[![Open in Colab](https://colab.research.google.com/assets/colab-badge.svg)](https://colab.research.google.com/github/y-akbal/ADA440_Python_4_DS/blob/main/ALE/tweet_classifier.ipynb)


# Tweet Sentiment Classifier with Logistic Regression
This week you are on your own, you will learn about logistic regression. Given a tweet, you will decide if it has a positive sentiment or a negative one. Specifically you will:

* Learn how to extract features for logistic regression given some text using bag of words model,
* Implement logistic regression from scratch,

We will be using a data set of tweets given in csv form.

Things you shall be doing:

* Implement logistic regression from scratch,
* Read the csv file and extract features,
* Train your model on your dataset,
* Do some funny stuff.

Before you get started, please see
https://en.wikipedia.org/wiki/Logistic_regression

In [73]:
##Import some libraries!!!
import numpy as np

# Part 1: Logistic regression


### Part 1.1: Sigmoid
You will learn to use logistic regression for text classification.
* The sigmoid function is defined as:

$$ \sigma(z) = \frac{1}{1+e^{-z}} \tag{1}$$

It maps the input 'z' to a value that ranges between 0 and 1, and so it can be treated as a probability.


In [74]:
##Implement sigmoid function now!!!
def sigmoid(x:np.ndarray)->np.ndarray:
    return 1/(1+np.exp(-x))

In [75]:
# Testing your function
if (sigmoid(0) == 0.5):
    print('Great Successs!!!')
else:
    print('Oops!')

if (sigmoid(4.92) == 0.9927537604041685):
    print('Good!!!')
else:
    print('Oops you did it again!')

Great Successs!!!
Good!!!


### Part 1.2: Logistic Regression Class
See the previous week (linear regression) for a quick refresher. The set up is the same.
### Logistic regression: regression and a sigmoid

Logistic regression takes a regular linear regression, and applies a sigmoid to the output of the linear regression.

Regression:
$$z = \theta_0  + \theta_1 x_1 + \theta_2 x_2 + ... \theta_N x_N$$
Note that the $\theta$ values are "weights".
Logistic regression
$$ \sigma(z) = \frac{1}{1+e^{-z}}$$
$$z = \theta_0  + \theta_1 x_1 + \theta_2 x_2 + ... \theta_N x_N$$
We will refer to 'z' as the 'logits'.

### Part 1.2 Cost function and Gradient

The cost function used for logistic regression is the average of the log loss across all training examples:

$$J(\theta) = -\frac{1}{m} \sum_{i=1}^m y^{(i)}\log (\sigma(z(\theta)^{(i)})) + (1-y^{(i)})\log (1-\sigma(z(\theta)^{(i)}))\tag{5} $$
* $m$ is the number of training examples
* $y^{(i)}$ is the actual label of the i-th training example.
* $h(z(\theta)^{(i)})$ is the model's prediction for the i-th training example.

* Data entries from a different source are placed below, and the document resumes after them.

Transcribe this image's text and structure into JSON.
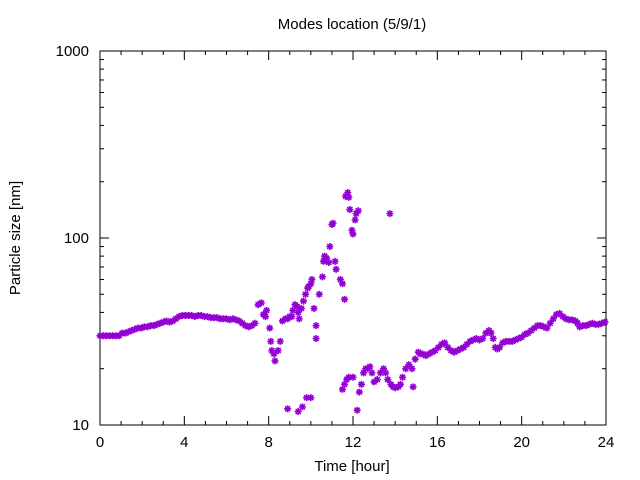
{
  "chart_data": {
    "type": "scatter",
    "title": "Modes location (5/9/1)",
    "xlabel": "Time [hour]",
    "ylabel": "Particle size [nm]",
    "xlim": [
      0,
      24
    ],
    "ylim": [
      10,
      1000
    ],
    "yscale": "log",
    "xticks": [
      "0",
      "4",
      "8",
      "12",
      "16",
      "20",
      "24"
    ],
    "yticks": [
      "10",
      "100",
      "1000"
    ],
    "grid": false,
    "marker": "asterisk",
    "color": "#9400D3",
    "series": [
      {
        "points": [
          [
            0.0,
            30
          ],
          [
            0.15,
            30
          ],
          [
            0.3,
            30
          ],
          [
            0.45,
            30
          ],
          [
            0.6,
            30
          ],
          [
            0.75,
            30
          ],
          [
            0.9,
            30
          ],
          [
            1.05,
            31
          ],
          [
            1.2,
            31
          ],
          [
            1.35,
            31.5
          ],
          [
            1.5,
            32
          ],
          [
            1.65,
            32.5
          ],
          [
            1.8,
            33
          ],
          [
            1.95,
            33
          ],
          [
            2.1,
            33.5
          ],
          [
            2.25,
            33.5
          ],
          [
            2.4,
            34
          ],
          [
            2.55,
            34
          ],
          [
            2.7,
            34.5
          ],
          [
            2.85,
            35
          ],
          [
            3.0,
            35.5
          ],
          [
            3.15,
            36
          ],
          [
            3.3,
            35.5
          ],
          [
            3.45,
            36
          ],
          [
            3.6,
            37
          ],
          [
            3.75,
            38
          ],
          [
            3.9,
            38.5
          ],
          [
            4.05,
            38.5
          ],
          [
            4.2,
            38.5
          ],
          [
            4.35,
            38.5
          ],
          [
            4.5,
            38
          ],
          [
            4.65,
            38.5
          ],
          [
            4.8,
            38.5
          ],
          [
            4.95,
            38
          ],
          [
            5.1,
            38
          ],
          [
            5.25,
            37.5
          ],
          [
            5.4,
            37.5
          ],
          [
            5.55,
            37.5
          ],
          [
            5.7,
            37
          ],
          [
            5.85,
            37
          ],
          [
            6.0,
            37
          ],
          [
            6.15,
            36.5
          ],
          [
            6.3,
            37
          ],
          [
            6.45,
            36.5
          ],
          [
            6.6,
            36
          ],
          [
            6.75,
            35
          ],
          [
            6.9,
            34
          ],
          [
            7.05,
            33.5
          ],
          [
            7.2,
            34
          ],
          [
            7.35,
            35
          ],
          [
            7.5,
            44
          ],
          [
            7.65,
            45
          ],
          [
            7.75,
            39
          ],
          [
            7.85,
            38
          ],
          [
            7.9,
            41
          ],
          [
            8.05,
            33
          ],
          [
            8.1,
            28
          ],
          [
            8.15,
            25
          ],
          [
            8.25,
            24
          ],
          [
            8.3,
            22
          ],
          [
            8.45,
            25
          ],
          [
            8.55,
            28
          ],
          [
            8.65,
            36
          ],
          [
            8.8,
            37
          ],
          [
            8.9,
            37
          ],
          [
            9.0,
            38
          ],
          [
            9.1,
            38
          ],
          [
            9.15,
            41
          ],
          [
            9.25,
            44
          ],
          [
            9.35,
            43
          ],
          [
            9.4,
            40
          ],
          [
            9.45,
            37
          ],
          [
            9.55,
            42
          ],
          [
            9.65,
            46
          ],
          [
            9.75,
            50
          ],
          [
            9.85,
            54
          ],
          [
            9.9,
            55
          ],
          [
            10.0,
            57
          ],
          [
            10.05,
            60
          ],
          [
            10.15,
            42
          ],
          [
            10.25,
            34
          ],
          [
            10.25,
            29
          ],
          [
            10.4,
            50
          ],
          [
            10.55,
            62
          ],
          [
            10.6,
            75
          ],
          [
            10.65,
            80
          ],
          [
            10.75,
            78
          ],
          [
            10.85,
            74
          ],
          [
            10.9,
            90
          ],
          [
            11.0,
            118
          ],
          [
            11.05,
            120
          ],
          [
            11.15,
            75
          ],
          [
            11.2,
            68
          ],
          [
            11.4,
            60
          ],
          [
            11.5,
            57
          ],
          [
            11.6,
            47
          ],
          [
            11.65,
            167
          ],
          [
            11.75,
            175
          ],
          [
            11.8,
            165
          ],
          [
            11.85,
            142
          ],
          [
            11.95,
            110
          ],
          [
            12.0,
            105
          ],
          [
            12.1,
            125
          ],
          [
            12.15,
            135
          ],
          [
            12.25,
            140
          ],
          [
            13.75,
            135
          ],
          [
            8.9,
            12.2
          ],
          [
            9.4,
            11.8
          ],
          [
            9.6,
            12.5
          ],
          [
            9.8,
            14
          ],
          [
            10.0,
            14
          ],
          [
            11.5,
            15.5
          ],
          [
            11.6,
            16.5
          ],
          [
            11.7,
            17.5
          ],
          [
            11.8,
            18
          ],
          [
            12.0,
            18
          ],
          [
            12.2,
            12
          ],
          [
            12.3,
            15
          ],
          [
            12.4,
            16.5
          ],
          [
            12.5,
            19
          ],
          [
            12.6,
            20
          ],
          [
            12.7,
            20
          ],
          [
            12.8,
            20.5
          ],
          [
            12.9,
            19
          ],
          [
            13.0,
            17
          ],
          [
            13.15,
            17.5
          ],
          [
            13.3,
            19
          ],
          [
            13.45,
            20
          ],
          [
            13.55,
            19
          ],
          [
            13.65,
            17.5
          ],
          [
            13.8,
            16.5
          ],
          [
            13.9,
            16
          ],
          [
            14.0,
            15.8
          ],
          [
            14.15,
            16
          ],
          [
            14.25,
            16.5
          ],
          [
            14.35,
            18
          ],
          [
            14.5,
            20
          ],
          [
            14.65,
            21
          ],
          [
            14.8,
            20
          ],
          [
            14.85,
            16
          ],
          [
            14.95,
            22.5
          ],
          [
            15.1,
            24.5
          ],
          [
            15.2,
            24
          ],
          [
            15.3,
            24
          ],
          [
            15.45,
            23.5
          ],
          [
            15.6,
            24
          ],
          [
            15.75,
            24.5
          ],
          [
            15.9,
            25
          ],
          [
            16.05,
            26
          ],
          [
            16.2,
            27
          ],
          [
            16.35,
            27.5
          ],
          [
            16.5,
            26
          ],
          [
            16.65,
            25
          ],
          [
            16.8,
            24.5
          ],
          [
            16.95,
            25
          ],
          [
            17.1,
            25.5
          ],
          [
            17.25,
            26
          ],
          [
            17.4,
            27
          ],
          [
            17.55,
            28
          ],
          [
            17.7,
            28.5
          ],
          [
            17.85,
            29
          ],
          [
            18.0,
            28.5
          ],
          [
            18.15,
            29
          ],
          [
            18.3,
            31
          ],
          [
            18.45,
            32
          ],
          [
            18.55,
            31
          ],
          [
            18.65,
            29
          ],
          [
            18.75,
            26
          ],
          [
            18.85,
            25.5
          ],
          [
            18.95,
            26
          ],
          [
            19.1,
            27.5
          ],
          [
            19.25,
            28
          ],
          [
            19.4,
            28
          ],
          [
            19.55,
            28
          ],
          [
            19.7,
            28.5
          ],
          [
            19.85,
            29
          ],
          [
            20.0,
            29.5
          ],
          [
            20.15,
            30.5
          ],
          [
            20.3,
            31
          ],
          [
            20.45,
            32
          ],
          [
            20.6,
            33
          ],
          [
            20.75,
            34
          ],
          [
            20.9,
            34
          ],
          [
            21.05,
            33.5
          ],
          [
            21.2,
            33
          ],
          [
            21.35,
            35
          ],
          [
            21.5,
            37
          ],
          [
            21.65,
            39
          ],
          [
            21.8,
            39.5
          ],
          [
            21.95,
            38
          ],
          [
            22.1,
            37
          ],
          [
            22.25,
            36.5
          ],
          [
            22.4,
            36.5
          ],
          [
            22.55,
            36
          ],
          [
            22.65,
            35
          ],
          [
            22.75,
            33.5
          ],
          [
            22.9,
            34
          ],
          [
            23.05,
            34
          ],
          [
            23.2,
            34.5
          ],
          [
            23.35,
            35
          ],
          [
            23.5,
            34.5
          ],
          [
            23.65,
            34.5
          ],
          [
            23.8,
            35
          ],
          [
            23.95,
            35.5
          ]
        ]
      }
    ]
  }
}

The loss function for a single training example is
$$ Loss = -1 \times \left( y^{(i)}\log (\sigma (z(\theta)^{(i)})) + (1-y^{(i)})\log (1-\sigma(z(\theta)^{(i)})) \right)$$

* All the $h$ values are between 0 and 1, so the logs will be negative. That is the reason for the factor of -1 applied to the sum of the two loss terms.
* Note that when the model predicts 1 ($\sigma(z(\theta)) = 1$) and the label $y$ is also 1, the loss for that training example is 0.
* Similarly, when the model predicts 0 ($\sigma(z(\theta)) = 0$) and the actual label is also 0, the loss for that training example is 0.
* However, when the model prediction is close to 1 ($\sigma(z(\theta)) = 0.9999$) and the label is 0, the second term of the log loss becomes a large negative number, which is then multiplied by the overall factor of -1 to convert it to a positive loss value. $-1 \times (1 - 0) \times log(1 - 0.9999) \approx 9.2$ The closer the model prediction gets to 1, the larger the loss.

#### Update the weights

To update your weight vector $\theta$, you will apply gradient descent to iteratively improve your model's predictions.  
The gradient of the cost function $J$ with respect to one of the weights $\theta$ is:

$$\nabla J(\theta) = \frac{1}{m} \sum_{i=1}^m(\sigma(z(\theta)^{(i)})-y^{(i)})x_j \tag{5}$$
* 'i' is the index across all 'm' training examples.
* 'j' is the index of the weight $\theta_j$, so $x_j$ is the feature associated with weight $\theta_j$

* To update the weight $\theta_j$, we adjust it by subtracting a fraction of the gradient determined by $\alpha$:
$$\theta = \theta - \alpha \times \nabla_{\theta}J(\theta) $$
* The learning rate $\alpha$ is a value that we choose to control how big a single update will be.

In [76]:
## Where you see None, this means you have gotta do something there -- except __init__ function!!!!!
class LR:
    def __init__(self):
        self._fitted_ = False
        self.weight:np.ndarray = None

    def fit(self, X, y, lr = 1e-10, max_iter = 1000):

        if not self._fitted_:
            n, m = X.shape
            self.weight = 0.01*np.random.randn(m+1)
            self._fitted_ = True

        X_aug = np.concatenate([np.ones((n, 1)), X], axis=1) # Adding a column of ones from left (as in the get_logits fonction which is given)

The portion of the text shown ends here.